Les candidats ou leurs représentants ont signé vendredi un « code de bonne conduite », visant à éviter des troubles dans le pays. La sécurité a été renforcée pour cette campagne, durant laquelle plus de 30 000 membres des forces de sécurité et de défense vont être mobilisés. Objectif : « sécuriser les candidats sur le terrain et les opérations de vote », selon le ministère de la Sécurité intérieure.

De son côté, la communauté internationale, présente notamment avec la Mission de l’ONU au Mali (Minusma) et la force française Barkhane, attend beaucoup de ce scrutin et notamment de relancer l’application de l’accord de paix signé en mai-juin 2015, qui accumule les retards.

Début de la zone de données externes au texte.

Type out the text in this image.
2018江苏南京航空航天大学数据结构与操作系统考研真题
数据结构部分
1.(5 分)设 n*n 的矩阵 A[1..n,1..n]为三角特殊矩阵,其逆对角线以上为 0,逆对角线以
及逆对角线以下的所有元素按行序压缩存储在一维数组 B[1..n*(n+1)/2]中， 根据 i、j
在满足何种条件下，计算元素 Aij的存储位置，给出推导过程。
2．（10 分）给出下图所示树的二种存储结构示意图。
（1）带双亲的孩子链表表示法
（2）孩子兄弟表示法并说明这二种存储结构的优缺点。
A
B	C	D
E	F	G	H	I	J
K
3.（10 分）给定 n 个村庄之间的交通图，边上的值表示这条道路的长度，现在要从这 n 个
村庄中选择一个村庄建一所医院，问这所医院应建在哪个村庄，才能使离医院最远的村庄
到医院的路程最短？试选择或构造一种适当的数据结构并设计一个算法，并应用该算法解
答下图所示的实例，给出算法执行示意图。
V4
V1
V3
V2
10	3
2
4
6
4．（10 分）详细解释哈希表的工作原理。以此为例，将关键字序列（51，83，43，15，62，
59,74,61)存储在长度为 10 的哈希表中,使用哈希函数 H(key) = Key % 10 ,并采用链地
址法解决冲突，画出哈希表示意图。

La Minusma, qui a acheminé ces dernières semaines le matériel électoral, s’est engagée à transporter les candidats qui le souhaitent dans les zones échappant au contrôle du gouvernement, en particulier dans le nord du pays, fief de l’ex-rébellion à dominante touareg.

Propagation des violences

L’Union européenne a déployé cette semaine un premier groupe de 20 observateurs, dont les effectifs doivent atteindre 80 pour le jour du scrutin. Le Conseil de sécurité de l’ONU a assorti la semaine dernière son renouvellement pour un an du mandat de la Minusma d’une mise en garde aux parties maliennes pour obtenir des progrès rapides dans le processus de paix.

Le nord du Mali était tombé en mars-avril 2012 sous la coupe de groupes jihadistes liés à Al-Qaïda, en grande partie chassés ou dispersés par une intervention militaire lancée en janvier 2013 à l’initiative de la France, qui se poursuit actuellement.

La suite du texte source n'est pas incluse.